The page you have requested cannot be found at this Web address. You might want to try one of the following pages:


----------



## Oldmulletbreath (Jan 7, 2006)

It loaded from Fish Milita, copy and pasted ??? sorry not a computer geek so I'll never figure it out. Sorry


----------



## tylerhb (Mar 29, 2010)

Im pretty sure that avon pier was damages badly. heres a link to a video. 
http://www.wral.com/weather/hurricanes/video/10061036/#/vid10061036


----------



## Singletjeff (Mar 27, 2005)

That is Frisco pier in that video, they I don't see any footage north of the Lighthouse in that clip.


----------



## tylerhb (Mar 29, 2010)

good, i hope she stood shes the only pier we got on the island


----------



## Drumdum (Jan 6, 2003)

Was up at Avon a couple of days ago,was fine.. Pier manager did a walkout and said it was all good...


----------



## sunburntspike (Oct 4, 2010)

Drumdum said:


> Was up at Avon a couple of days ago,was fine.. Pier manager did a walkout and said it was all good...

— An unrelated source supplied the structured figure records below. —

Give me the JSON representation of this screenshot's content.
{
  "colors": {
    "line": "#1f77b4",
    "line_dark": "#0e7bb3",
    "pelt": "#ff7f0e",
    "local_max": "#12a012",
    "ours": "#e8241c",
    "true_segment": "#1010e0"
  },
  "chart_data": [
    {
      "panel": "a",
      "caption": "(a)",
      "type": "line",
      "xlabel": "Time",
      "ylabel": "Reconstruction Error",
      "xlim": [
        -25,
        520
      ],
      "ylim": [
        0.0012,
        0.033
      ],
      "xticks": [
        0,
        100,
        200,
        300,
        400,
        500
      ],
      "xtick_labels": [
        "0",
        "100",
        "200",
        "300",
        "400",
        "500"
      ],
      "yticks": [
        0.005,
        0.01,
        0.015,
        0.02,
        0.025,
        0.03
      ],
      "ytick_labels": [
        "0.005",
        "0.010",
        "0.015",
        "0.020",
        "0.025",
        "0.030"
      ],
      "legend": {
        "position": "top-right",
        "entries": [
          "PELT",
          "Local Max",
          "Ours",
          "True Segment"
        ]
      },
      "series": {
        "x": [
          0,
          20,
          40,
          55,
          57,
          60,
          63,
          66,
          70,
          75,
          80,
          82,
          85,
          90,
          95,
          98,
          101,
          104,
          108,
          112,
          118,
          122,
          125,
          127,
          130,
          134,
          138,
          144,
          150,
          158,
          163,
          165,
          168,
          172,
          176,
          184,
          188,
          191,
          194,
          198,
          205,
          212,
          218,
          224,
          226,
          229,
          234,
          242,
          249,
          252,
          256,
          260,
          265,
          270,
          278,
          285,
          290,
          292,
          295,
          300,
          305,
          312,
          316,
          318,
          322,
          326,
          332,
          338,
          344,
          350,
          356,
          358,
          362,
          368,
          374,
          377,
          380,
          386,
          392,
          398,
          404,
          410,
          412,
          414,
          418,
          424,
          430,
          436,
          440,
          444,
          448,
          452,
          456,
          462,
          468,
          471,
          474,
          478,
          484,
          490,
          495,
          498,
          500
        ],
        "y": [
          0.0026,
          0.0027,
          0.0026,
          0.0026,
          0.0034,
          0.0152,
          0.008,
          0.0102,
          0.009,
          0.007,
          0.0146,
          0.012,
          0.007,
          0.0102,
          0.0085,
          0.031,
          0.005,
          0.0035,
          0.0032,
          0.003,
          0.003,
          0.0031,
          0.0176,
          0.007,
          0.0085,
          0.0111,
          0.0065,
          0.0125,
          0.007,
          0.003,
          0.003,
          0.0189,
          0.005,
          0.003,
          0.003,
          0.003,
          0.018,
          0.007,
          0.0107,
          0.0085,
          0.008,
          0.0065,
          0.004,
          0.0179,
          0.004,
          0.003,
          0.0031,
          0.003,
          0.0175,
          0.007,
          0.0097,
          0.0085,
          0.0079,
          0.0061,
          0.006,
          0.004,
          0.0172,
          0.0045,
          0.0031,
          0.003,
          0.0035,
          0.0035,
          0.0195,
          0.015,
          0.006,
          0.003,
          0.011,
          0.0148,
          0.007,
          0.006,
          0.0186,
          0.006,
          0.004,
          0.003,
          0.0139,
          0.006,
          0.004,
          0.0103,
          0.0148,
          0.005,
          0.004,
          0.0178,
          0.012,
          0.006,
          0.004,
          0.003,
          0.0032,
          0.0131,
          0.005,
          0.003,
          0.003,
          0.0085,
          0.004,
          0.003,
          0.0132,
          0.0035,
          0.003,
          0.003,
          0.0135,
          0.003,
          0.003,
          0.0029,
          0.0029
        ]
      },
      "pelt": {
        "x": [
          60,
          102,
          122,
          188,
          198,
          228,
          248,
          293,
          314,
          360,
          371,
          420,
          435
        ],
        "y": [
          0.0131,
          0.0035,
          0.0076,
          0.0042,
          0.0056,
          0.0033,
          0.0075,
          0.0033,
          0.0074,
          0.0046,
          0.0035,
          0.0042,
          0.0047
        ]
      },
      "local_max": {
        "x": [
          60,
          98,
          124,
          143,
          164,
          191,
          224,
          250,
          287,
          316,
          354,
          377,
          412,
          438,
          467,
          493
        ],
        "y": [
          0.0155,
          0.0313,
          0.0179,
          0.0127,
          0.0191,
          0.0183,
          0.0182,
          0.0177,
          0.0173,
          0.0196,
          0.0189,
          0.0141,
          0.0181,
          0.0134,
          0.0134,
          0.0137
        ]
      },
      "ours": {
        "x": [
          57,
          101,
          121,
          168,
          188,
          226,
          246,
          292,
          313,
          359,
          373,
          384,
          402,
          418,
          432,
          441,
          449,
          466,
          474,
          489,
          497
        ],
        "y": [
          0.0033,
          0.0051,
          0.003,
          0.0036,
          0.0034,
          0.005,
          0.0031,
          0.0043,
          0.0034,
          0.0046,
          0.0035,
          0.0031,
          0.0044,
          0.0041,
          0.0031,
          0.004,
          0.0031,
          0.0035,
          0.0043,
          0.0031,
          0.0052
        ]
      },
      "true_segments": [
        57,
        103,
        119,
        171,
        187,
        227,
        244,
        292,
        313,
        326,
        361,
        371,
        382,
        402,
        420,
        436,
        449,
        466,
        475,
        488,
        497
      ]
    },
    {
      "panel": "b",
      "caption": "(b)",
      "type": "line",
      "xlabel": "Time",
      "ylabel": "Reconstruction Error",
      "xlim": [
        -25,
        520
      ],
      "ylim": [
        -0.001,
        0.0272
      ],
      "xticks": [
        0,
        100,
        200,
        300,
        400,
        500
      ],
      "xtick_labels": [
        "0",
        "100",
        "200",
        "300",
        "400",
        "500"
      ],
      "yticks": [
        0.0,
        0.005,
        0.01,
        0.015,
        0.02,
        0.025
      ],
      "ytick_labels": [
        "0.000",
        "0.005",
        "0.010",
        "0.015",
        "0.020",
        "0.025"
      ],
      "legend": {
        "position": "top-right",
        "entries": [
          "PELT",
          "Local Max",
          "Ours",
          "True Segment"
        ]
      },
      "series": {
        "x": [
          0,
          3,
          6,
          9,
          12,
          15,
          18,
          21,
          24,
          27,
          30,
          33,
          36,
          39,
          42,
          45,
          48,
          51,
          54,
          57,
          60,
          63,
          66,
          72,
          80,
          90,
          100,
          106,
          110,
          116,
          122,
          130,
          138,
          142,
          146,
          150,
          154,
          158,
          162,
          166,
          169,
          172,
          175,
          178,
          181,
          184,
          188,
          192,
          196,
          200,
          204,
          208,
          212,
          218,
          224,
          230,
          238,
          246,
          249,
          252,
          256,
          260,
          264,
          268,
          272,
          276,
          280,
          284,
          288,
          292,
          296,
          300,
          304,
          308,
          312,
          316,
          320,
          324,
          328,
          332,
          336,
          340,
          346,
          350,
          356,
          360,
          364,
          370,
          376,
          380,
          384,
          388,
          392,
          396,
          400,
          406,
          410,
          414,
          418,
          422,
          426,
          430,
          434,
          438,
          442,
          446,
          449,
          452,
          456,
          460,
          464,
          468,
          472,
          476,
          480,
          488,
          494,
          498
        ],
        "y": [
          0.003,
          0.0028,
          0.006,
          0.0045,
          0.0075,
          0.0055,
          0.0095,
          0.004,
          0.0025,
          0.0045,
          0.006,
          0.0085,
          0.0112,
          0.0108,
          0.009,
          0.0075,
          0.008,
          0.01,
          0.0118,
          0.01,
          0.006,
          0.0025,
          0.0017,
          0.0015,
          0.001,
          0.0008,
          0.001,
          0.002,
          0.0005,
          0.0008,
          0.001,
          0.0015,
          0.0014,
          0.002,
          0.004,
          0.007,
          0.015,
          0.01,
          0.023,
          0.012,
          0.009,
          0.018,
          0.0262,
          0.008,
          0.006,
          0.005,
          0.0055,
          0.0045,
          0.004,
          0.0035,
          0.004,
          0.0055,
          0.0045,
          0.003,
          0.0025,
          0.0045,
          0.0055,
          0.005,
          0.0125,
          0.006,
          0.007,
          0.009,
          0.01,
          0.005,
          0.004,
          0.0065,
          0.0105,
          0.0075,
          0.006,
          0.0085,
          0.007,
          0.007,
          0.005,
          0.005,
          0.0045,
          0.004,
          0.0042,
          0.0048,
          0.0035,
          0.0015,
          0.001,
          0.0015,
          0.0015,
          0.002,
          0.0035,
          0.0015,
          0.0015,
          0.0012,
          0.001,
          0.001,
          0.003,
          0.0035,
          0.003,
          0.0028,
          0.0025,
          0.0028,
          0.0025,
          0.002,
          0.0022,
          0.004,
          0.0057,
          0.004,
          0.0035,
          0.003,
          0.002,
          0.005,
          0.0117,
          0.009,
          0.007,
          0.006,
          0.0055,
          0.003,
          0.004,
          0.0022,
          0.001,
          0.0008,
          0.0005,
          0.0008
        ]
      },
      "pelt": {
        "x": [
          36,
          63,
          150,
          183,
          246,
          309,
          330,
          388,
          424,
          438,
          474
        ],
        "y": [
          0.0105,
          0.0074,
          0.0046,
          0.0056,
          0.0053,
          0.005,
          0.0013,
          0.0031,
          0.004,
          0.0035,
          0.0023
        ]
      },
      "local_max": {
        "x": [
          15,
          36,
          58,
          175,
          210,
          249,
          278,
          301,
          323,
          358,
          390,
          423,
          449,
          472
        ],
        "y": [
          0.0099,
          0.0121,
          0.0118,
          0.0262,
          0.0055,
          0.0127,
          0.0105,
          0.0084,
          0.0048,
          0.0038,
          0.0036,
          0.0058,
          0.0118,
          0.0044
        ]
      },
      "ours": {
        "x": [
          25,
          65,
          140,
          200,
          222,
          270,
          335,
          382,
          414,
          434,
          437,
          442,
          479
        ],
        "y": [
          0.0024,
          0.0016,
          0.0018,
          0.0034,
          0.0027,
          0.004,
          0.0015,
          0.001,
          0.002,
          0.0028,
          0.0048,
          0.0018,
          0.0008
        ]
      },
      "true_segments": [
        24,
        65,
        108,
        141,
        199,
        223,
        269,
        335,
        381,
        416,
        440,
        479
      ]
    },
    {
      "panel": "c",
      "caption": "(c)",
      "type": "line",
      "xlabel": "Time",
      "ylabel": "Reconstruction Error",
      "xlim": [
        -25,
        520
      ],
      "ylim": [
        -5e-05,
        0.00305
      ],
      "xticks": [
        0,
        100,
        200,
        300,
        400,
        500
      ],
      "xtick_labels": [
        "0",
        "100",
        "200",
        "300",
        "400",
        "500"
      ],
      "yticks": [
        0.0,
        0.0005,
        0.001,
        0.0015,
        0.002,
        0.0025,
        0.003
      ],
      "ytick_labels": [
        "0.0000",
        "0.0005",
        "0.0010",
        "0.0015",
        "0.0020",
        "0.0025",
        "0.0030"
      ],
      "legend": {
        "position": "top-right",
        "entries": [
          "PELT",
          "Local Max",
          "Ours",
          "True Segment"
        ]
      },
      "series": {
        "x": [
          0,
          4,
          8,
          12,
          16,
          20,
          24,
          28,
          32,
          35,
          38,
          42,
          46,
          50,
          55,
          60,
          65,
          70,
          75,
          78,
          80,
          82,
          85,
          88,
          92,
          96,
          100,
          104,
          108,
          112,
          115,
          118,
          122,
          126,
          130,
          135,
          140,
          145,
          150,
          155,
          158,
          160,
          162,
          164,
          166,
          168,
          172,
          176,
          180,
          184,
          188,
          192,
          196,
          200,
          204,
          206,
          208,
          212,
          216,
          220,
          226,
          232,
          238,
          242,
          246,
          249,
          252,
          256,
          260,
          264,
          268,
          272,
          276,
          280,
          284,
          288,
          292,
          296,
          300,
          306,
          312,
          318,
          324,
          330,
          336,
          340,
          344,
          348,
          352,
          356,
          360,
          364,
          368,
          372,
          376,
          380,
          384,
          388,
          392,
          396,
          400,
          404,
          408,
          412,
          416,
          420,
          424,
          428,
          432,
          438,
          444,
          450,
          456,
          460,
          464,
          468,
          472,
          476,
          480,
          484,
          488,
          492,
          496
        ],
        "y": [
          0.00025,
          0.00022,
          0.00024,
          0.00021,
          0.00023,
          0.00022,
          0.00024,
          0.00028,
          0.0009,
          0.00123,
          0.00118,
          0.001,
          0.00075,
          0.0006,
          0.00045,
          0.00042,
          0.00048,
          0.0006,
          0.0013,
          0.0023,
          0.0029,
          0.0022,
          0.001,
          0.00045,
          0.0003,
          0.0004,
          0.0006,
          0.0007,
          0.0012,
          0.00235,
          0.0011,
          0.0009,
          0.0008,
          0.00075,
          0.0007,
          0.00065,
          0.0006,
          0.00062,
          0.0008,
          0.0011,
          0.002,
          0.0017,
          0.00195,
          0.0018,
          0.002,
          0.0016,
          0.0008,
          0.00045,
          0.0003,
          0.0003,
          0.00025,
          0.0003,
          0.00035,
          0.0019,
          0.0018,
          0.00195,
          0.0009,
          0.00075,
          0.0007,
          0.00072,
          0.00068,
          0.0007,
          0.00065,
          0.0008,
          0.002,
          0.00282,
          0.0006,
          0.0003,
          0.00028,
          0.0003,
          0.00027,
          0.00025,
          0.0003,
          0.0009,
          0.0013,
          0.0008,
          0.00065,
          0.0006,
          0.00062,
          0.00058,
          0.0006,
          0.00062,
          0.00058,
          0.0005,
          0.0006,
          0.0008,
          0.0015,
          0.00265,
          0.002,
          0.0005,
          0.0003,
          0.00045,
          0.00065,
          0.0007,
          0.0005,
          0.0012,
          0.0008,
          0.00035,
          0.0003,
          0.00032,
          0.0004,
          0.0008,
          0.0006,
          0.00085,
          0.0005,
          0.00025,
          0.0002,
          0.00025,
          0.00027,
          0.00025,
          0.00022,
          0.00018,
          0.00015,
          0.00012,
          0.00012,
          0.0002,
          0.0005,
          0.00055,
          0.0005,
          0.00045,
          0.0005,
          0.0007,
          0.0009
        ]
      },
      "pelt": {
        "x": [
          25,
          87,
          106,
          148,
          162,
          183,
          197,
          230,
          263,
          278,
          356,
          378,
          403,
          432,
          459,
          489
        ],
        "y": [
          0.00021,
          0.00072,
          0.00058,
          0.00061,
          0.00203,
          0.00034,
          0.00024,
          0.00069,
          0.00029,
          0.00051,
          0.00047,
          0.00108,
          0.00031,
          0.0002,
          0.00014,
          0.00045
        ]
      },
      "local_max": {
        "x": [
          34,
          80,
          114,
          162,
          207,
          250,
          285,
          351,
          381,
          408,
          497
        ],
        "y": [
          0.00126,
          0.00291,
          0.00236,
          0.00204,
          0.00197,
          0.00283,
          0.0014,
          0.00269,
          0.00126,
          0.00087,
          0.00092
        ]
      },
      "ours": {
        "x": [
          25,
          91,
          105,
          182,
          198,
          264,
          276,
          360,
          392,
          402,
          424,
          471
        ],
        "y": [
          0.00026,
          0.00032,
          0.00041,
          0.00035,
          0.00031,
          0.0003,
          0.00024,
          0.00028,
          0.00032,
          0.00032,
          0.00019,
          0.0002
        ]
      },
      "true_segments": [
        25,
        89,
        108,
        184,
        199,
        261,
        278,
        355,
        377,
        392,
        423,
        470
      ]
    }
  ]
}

now if i could get my truck to float i'd be coming on down


----------



## hatteras boy (Aug 30, 2011)

Talked to Billy from avon today pier is ok had a little wash around the ramp to the pier house but that was it thank God.


----------



## Peixaria (Dec 31, 2008)

Avon Pier is intact. I saw it from Ocean front rental just North on Moore Way on Tuesday. Was closed at the time but nothing was out of place. Water is getting pretty again.


----------